Third Women’s Forum Reflects on Human Rights

Jewish culture By Andrea Morgale 01st Mar 2017

This publication is called Reflections, so I want to start by reflecting on why we need a Masorti Women’s Forum, why I wanted to be involved and why we have based this year’s event around the theme Women’s Rights are Human Rights.

I’m not sure why I agreed to attend the first Masorti Women’s Study Day in 2015. The topics sounded interesting but isn’t a day just for women unnecessarily exclusive, particularly for an equal opportunity movement like Masorti? Human Rights is surely a subject men need to think about as well. That’s true, and there are forums for that, but there is also a place for women’s gatherings. As a graduate of a girls’ school and a member of several women’s professional groups, I can assure you they have a different atmosphere from mixed gatherings. The topics are geared to female priorities, the atmosphere less competitive and delegates keener to contribute. I was initially hesitant, but once you sit among a group of women and learn together – re-evaluating the role of women in the Bible, interrogating texts or studying Jewish history – you realise the value of such an event. We have 364 days a year to pray, study and discuss together with men; is it too much to want one day for women?

It was mainly our enthusiastic Rebbetzin, Raya Even-David, the inspiration and driving force behind this initiative, who persuaded me to join the first event. Two years later she has persuaded me again, this time to co-chair the third annual day – now renamed the Masorti Women’s Forum – which takes place on 5th March, three days before International Women’s Day.

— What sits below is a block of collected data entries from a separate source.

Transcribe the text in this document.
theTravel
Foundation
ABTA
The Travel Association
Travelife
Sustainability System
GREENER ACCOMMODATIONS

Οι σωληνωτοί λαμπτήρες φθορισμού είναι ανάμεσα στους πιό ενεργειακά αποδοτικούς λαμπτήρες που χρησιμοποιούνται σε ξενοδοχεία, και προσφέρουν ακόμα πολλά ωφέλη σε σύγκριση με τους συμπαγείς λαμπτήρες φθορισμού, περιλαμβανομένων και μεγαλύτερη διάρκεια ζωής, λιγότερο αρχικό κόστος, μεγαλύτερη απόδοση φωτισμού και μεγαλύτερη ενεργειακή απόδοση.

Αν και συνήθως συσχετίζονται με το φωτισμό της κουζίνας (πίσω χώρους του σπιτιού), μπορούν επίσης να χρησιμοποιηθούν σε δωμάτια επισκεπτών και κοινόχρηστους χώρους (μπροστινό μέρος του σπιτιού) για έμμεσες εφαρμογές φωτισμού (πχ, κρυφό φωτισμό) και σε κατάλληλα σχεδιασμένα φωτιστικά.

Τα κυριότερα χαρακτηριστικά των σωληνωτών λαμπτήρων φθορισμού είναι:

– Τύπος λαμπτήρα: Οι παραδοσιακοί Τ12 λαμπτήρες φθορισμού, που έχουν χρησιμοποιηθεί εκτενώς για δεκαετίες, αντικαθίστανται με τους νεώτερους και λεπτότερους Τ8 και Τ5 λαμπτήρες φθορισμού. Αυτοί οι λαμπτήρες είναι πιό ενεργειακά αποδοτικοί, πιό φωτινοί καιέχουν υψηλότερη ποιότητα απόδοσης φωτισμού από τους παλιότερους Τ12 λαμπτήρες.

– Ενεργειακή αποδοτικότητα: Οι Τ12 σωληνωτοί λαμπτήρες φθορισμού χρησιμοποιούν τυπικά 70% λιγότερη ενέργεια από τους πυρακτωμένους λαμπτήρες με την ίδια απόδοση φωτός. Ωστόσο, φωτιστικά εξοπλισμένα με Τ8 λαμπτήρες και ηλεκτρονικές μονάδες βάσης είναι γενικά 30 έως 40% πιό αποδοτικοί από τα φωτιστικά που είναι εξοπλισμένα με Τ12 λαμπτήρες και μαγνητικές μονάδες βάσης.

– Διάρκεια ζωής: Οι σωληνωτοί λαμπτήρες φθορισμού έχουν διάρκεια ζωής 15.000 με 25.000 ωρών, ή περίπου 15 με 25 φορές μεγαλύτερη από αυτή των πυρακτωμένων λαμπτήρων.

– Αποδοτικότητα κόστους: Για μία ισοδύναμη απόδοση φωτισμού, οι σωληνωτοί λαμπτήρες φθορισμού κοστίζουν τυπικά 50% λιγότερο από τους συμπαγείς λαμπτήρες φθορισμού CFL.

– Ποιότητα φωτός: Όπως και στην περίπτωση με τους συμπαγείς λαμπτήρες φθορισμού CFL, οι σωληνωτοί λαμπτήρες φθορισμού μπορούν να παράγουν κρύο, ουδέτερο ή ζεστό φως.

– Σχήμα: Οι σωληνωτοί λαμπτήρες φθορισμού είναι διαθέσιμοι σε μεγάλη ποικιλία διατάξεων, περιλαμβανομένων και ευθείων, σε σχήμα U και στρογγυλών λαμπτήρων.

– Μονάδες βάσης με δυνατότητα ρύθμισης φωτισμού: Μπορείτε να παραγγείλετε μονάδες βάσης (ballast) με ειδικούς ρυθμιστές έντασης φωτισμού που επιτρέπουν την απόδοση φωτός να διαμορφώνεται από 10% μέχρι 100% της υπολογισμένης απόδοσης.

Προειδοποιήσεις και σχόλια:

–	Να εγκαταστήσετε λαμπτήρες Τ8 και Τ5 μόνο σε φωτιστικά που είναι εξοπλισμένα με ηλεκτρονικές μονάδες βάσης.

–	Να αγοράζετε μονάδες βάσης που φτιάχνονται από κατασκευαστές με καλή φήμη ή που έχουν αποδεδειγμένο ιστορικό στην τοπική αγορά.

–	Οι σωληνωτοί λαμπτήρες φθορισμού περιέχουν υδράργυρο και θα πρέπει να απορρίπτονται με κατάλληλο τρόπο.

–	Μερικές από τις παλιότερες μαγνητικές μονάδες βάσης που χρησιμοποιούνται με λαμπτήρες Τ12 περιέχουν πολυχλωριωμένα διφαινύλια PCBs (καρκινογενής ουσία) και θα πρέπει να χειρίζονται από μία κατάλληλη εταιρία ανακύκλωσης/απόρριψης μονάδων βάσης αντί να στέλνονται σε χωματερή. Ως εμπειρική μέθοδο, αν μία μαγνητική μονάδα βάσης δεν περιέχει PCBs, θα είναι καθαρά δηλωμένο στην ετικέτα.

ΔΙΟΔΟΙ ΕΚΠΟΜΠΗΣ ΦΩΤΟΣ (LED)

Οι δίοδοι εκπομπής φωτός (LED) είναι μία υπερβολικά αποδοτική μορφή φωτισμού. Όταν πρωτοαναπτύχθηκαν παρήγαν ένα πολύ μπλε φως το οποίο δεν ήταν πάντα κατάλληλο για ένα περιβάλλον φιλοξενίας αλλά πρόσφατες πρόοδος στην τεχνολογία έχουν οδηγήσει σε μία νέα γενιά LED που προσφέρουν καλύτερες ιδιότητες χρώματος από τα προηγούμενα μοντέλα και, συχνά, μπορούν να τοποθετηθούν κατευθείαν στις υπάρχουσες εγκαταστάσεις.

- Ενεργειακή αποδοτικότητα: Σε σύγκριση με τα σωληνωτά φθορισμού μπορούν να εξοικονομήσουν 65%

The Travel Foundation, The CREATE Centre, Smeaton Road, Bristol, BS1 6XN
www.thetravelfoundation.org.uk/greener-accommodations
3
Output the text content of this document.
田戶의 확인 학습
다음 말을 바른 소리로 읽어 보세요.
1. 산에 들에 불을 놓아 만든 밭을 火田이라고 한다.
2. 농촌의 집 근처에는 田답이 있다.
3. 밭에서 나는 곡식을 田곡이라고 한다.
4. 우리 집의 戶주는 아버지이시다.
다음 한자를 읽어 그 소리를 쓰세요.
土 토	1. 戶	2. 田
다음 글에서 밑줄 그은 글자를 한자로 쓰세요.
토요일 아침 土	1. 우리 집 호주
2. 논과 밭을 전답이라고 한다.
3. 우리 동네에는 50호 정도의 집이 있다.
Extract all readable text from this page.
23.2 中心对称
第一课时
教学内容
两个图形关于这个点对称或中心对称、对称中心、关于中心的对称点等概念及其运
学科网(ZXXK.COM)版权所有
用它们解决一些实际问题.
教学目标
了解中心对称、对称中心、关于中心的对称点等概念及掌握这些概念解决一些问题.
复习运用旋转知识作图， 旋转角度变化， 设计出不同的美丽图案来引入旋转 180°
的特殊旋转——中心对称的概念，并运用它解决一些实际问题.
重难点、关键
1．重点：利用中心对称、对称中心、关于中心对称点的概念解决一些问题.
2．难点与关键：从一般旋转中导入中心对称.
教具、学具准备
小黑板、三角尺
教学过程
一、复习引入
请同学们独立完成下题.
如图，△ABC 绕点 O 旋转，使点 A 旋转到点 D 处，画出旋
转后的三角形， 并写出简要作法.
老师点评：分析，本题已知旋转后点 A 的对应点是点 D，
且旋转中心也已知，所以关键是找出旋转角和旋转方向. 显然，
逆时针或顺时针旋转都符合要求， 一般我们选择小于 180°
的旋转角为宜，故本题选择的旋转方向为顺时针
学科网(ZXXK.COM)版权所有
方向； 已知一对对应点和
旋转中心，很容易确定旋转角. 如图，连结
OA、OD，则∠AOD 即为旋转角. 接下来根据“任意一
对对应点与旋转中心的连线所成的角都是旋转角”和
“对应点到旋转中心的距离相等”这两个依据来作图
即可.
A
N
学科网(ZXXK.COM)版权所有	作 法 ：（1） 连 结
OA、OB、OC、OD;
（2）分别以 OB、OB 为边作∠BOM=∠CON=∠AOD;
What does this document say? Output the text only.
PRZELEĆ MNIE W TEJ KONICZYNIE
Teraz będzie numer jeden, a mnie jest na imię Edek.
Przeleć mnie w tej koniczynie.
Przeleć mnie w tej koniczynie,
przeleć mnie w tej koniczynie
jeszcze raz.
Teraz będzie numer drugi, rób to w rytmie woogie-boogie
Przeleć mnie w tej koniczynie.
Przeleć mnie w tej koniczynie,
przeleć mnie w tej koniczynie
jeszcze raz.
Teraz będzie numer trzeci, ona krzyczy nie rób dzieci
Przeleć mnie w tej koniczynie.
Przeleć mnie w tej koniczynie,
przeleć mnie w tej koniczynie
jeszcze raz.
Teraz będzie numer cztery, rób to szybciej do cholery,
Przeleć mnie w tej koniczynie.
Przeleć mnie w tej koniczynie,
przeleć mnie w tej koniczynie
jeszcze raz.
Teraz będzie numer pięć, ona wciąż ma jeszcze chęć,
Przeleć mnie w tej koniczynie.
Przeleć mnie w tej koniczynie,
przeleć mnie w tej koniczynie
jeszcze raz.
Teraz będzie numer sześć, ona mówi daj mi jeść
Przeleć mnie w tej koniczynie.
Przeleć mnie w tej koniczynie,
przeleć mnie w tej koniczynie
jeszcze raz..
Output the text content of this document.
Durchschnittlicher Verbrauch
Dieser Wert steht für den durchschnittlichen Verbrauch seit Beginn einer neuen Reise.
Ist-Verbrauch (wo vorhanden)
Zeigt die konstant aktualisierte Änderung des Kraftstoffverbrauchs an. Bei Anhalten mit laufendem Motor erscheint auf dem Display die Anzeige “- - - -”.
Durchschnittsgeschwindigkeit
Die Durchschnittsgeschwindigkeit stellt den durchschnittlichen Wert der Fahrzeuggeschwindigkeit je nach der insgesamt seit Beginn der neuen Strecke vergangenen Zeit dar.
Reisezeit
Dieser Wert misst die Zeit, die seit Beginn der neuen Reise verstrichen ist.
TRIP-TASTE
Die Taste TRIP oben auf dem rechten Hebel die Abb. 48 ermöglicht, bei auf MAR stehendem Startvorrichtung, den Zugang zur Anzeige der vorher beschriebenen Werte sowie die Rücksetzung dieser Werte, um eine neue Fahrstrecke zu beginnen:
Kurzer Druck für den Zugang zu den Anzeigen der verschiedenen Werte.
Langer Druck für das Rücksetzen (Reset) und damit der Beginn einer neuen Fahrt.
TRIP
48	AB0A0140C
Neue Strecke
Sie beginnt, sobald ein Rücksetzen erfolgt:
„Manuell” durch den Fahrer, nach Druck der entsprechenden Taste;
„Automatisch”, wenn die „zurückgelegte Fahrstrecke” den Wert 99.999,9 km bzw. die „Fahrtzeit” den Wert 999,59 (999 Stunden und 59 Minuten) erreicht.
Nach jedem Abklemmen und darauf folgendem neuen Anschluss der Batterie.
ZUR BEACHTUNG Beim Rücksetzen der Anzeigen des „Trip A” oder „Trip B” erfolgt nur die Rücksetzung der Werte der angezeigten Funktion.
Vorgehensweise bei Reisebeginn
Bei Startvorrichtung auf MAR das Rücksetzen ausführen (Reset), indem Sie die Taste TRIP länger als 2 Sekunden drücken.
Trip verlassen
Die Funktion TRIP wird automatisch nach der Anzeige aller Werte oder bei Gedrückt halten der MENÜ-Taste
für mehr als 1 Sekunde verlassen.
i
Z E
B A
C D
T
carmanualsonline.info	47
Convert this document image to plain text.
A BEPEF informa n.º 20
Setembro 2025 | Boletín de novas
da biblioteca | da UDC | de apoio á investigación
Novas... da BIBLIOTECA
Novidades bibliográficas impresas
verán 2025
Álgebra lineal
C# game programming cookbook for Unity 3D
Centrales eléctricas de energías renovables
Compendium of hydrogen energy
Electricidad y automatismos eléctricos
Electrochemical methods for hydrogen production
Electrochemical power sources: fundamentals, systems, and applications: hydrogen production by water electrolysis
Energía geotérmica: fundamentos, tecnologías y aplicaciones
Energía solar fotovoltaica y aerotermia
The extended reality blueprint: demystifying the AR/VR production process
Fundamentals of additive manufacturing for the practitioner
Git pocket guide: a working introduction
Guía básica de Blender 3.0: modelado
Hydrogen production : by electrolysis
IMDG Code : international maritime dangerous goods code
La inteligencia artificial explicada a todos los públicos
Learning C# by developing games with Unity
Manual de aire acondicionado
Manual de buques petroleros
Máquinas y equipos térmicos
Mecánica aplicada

The theme grew out of a discussion among the steering committee – volunteers from the different Masorti communities – about topics we would be interested in studying. We wanted to learn about women’s rights in Judaism and the wider world, but also about women’s responsibilities and how the two operated in today’s increasingly fragmented climate. So a theme was born: Women’s Rights are Human Rights.

You might recognise the phrase from a speech Hillary Clinton gave at the 1995 UN Conference on Women in Beijing: ‘If there is one message that echoes forth from this conference, let it be that human rights are women’s rights and women’s rights are human rights, once and for all.’

Some 3000 years earlier, the Bible carried the same message. In the first chapter of Genesis, we learn that ‘God created man in His own image’¦male and female created He them.’ (Gen 1: 27) Last year, when I had the honour to be Kallat Bereshit at EMS, I found that verse problematic; it seemed to imply that man was created in God’s image, while women were an afterthought. Studying the commentaries, however, I came to understand that it refers to men and women being akin to God in our spiritual nature, not physical, and there is no divine right for men to rule over women. We are all created in God’s image; our human rights are equal.

It is amazing that we need to state this in 2017, but looking around we still see human rights being eroded and women being abused, ignored, raped and sidelined. [My juxtaposition of these terms is deliberate: it is much worse to be raped than sidelined, but marginalisation leads to rape and abuse, since if rapists never hear their victims they regards them as less than human.] That is why we chose this theme for our Forum, and speakers will address slavery, the refugee crisis, religious intolerance and the fight for political rights, looking at what we as women can do.

In parashah Shoftim, we are commanded to pursue Justice: ‘Justice, justice, shalt thou follow, that thou mayest live, and inherit the land which the Lord thy God giveth thee.’ (Deut. 16:20) If you put this together with the verse from Bereshit, it means that we are serving God by fighting for what we believe is the true and fair way to behave: ‘Turn from evil and do good; seek peace and pursue it.’ (Psalm 34:14)

So the Forum will explore a Jewish take on women’s rights, specifically a Masorti take. Not all the speakers are Masorti members, but they all bear the hallmarks of Masorti in a willingness to look at sacred cows and customs and discuss how they should be addressed in the times in which we live. And these are harsh times indeed.

This time it’s Muslims who are the focus. What makes us think it won’t be the Jews next?If history tells us anything, it tells us that Jews, like women, are recurring targets for marginalisation and discrimination, increasing the importance of empathy and action now. Actress Emma Watson quoted Hillel the Elder in a speech at a 2014 UN event on gender equality: “If I am not for myself, who will be for me? But if I am only for myself, who am I?” (Ethics of the Fathers, 1:14) The more we learn, the more confidence we have in actual truth rather than misinformation or ‘alternative facts’, the better we will be at standing up for human rights and women’s rights. It was women who marched on 21st January; on 5th March, we Masorti women owe it to them to learn, to study and to dedicate ourselves to a similar message to that articulated by Hillel.

Andrea Morgale is a member of Edgware Masorti Synagogue and co-chair of the Masorti Women’s Forum.